Between and within synchronization across NUTS-3 regions are highly correlated (${\rho= 0.9}$), raising multicollinearity issues. Having correlated regressors, we have to rely on multiple metrics to illustrate the statistical significance and importance of the variables in our model [38]. Thus, we report and discuss the variable importance through the beta weights, structure coefficients [39], commonality analysis components [40], dominance analysis [41] and Lindeman, Merenda, and Gold’s (LMG) method [42].

Beta weights are often relied on to assess regressors’ importance [39]. Beta weights indicate the expected increase/decrease in the dependent variable (e.g., Referendums turnout), expressed in standard deviation units, given a one standard deviation increase in such independent variable with all other independent variables held constant. However, the sole reliance on beta weights to interpret the contribution of each independent variable is justified only when the independent variables are perfectly uncorrelated [43]. In fact, beta weights may receive credit for explained variance shared with other regressors, while beta weights of the other regressors are not given credit for this shared variance [43]. Therefore, the contribution of the other regressors to the regression effect may be not fully captured.
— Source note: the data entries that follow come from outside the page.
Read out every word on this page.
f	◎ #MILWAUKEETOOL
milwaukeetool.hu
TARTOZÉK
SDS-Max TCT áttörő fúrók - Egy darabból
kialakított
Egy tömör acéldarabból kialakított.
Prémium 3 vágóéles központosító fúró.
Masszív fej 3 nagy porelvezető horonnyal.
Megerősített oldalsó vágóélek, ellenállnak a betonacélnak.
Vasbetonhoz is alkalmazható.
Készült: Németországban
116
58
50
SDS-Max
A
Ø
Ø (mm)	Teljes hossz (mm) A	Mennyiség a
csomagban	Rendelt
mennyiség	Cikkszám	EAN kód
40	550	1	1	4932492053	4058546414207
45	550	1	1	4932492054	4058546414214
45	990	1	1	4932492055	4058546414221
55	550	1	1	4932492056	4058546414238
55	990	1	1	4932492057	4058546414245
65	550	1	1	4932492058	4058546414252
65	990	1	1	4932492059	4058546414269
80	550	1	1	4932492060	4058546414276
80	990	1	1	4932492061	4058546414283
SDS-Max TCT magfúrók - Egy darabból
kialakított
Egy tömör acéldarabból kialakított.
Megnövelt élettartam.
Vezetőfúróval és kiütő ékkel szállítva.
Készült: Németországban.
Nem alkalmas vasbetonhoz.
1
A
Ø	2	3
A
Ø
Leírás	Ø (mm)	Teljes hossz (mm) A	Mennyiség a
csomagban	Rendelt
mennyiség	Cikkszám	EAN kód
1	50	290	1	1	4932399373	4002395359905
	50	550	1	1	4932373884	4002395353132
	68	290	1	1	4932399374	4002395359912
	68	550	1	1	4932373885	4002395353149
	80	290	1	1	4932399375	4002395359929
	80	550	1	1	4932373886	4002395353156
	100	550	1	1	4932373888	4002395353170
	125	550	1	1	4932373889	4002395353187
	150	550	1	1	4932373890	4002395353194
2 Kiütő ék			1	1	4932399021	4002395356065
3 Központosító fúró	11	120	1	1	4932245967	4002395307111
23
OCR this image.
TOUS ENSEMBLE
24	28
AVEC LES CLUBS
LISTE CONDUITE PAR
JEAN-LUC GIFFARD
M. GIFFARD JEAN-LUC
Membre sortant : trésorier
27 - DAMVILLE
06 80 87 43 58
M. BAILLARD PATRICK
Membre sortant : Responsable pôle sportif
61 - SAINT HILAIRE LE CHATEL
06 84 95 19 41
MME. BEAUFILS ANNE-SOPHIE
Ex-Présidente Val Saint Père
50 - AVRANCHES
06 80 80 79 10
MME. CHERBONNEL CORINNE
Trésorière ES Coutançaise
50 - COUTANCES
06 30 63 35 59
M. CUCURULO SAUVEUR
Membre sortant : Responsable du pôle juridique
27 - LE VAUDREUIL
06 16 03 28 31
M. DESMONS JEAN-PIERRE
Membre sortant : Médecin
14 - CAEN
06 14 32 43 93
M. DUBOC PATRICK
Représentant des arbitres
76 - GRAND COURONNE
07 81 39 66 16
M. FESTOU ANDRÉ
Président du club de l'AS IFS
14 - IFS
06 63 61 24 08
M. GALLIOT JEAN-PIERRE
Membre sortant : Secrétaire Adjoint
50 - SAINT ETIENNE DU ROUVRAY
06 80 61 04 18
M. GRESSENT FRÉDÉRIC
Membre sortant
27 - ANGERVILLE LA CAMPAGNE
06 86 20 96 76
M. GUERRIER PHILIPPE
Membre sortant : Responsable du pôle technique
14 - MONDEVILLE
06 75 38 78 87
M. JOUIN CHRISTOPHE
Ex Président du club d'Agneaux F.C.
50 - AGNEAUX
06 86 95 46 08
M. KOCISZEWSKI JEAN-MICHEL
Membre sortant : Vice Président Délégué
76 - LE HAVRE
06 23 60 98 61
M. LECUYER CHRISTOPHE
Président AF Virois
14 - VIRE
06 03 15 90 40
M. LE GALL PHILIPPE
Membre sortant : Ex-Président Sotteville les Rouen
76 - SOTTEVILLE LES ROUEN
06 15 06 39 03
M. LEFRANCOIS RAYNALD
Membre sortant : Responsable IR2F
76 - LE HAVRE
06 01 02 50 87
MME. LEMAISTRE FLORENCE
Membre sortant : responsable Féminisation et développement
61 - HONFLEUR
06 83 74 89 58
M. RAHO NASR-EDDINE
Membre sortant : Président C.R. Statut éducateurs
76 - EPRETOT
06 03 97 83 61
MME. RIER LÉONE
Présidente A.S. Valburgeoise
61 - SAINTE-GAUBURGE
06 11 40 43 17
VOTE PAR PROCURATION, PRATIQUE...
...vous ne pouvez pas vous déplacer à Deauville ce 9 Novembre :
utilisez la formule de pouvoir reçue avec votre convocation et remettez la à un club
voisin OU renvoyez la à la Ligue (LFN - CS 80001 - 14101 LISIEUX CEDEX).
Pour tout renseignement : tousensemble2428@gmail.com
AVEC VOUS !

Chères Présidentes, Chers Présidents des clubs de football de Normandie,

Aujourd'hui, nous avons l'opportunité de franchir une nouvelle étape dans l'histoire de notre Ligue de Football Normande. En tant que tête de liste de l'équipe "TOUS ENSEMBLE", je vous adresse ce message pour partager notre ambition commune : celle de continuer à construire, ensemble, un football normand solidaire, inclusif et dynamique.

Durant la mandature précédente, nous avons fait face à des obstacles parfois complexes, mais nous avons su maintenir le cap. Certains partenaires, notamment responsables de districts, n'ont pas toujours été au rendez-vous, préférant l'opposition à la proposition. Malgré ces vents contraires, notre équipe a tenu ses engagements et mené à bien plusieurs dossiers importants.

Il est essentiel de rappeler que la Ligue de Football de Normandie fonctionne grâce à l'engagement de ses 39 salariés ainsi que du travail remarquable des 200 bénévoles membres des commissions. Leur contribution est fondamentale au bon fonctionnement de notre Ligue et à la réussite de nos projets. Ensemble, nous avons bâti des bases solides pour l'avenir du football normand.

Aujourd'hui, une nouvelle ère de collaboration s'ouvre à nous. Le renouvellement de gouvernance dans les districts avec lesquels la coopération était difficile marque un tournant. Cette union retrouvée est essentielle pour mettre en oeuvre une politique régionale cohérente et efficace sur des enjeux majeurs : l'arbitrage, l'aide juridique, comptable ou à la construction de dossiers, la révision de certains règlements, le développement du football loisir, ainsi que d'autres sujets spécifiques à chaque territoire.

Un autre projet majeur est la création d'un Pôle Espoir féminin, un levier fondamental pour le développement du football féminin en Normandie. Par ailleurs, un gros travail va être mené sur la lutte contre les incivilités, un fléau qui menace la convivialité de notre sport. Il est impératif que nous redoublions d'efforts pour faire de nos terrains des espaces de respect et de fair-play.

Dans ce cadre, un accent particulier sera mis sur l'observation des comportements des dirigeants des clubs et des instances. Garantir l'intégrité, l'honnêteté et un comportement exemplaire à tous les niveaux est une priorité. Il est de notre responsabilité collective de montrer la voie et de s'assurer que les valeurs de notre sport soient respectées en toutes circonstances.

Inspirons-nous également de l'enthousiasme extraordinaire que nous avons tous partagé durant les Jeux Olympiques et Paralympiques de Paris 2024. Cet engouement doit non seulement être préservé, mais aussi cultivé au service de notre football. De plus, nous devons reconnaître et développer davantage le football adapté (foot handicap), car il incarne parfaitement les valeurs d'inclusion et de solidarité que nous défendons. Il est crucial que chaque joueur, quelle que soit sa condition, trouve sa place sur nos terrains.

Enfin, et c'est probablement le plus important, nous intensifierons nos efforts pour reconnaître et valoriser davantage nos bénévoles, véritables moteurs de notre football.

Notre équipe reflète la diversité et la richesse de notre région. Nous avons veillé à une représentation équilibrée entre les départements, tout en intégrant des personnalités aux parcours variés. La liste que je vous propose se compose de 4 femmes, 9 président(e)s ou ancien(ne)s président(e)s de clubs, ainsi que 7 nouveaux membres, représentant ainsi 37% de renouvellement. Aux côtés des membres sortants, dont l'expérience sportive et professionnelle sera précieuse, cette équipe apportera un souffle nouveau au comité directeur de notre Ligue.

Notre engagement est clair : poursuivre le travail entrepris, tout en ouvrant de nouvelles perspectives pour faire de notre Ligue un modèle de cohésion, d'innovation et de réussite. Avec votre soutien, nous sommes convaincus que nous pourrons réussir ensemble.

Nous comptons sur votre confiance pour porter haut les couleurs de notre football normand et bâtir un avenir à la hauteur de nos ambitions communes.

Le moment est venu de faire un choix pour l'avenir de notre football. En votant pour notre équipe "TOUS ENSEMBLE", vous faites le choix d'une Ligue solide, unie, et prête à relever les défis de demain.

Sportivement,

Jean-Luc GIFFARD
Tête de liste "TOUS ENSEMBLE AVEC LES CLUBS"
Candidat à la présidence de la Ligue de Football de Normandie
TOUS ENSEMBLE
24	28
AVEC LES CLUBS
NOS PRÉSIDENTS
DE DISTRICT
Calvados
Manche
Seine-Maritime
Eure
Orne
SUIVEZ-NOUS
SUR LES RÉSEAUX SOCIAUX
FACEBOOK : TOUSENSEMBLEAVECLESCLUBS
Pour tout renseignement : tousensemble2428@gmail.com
Moreover, beta weights have also limitations in determining suppression effects in a regression, that is, a regressor that contributes little or no variance to the dependent variable but it may have a large non-zero beta weight because it purifies one or more regressors of their irrelevant variance, thereby increasing its or theirs predictive power [44].

Structure coefficients quantify the strength of the bi-variate relationship between each regressor and the dependent variable in isolation from other correlations between regressors and dependent variable. Hence, they are a useful measure of the direct effect of a regressor [39]. Being only a measure of direct effect, they are unable to identify regressors sharing explained variance in the dependent variable, and thus to quantify the amount of this shared variance [39]. Instead, the LMG measure can be thought as the average improvement of regressor $X_{1}$, over all models of size s without $X_{1}$ [42].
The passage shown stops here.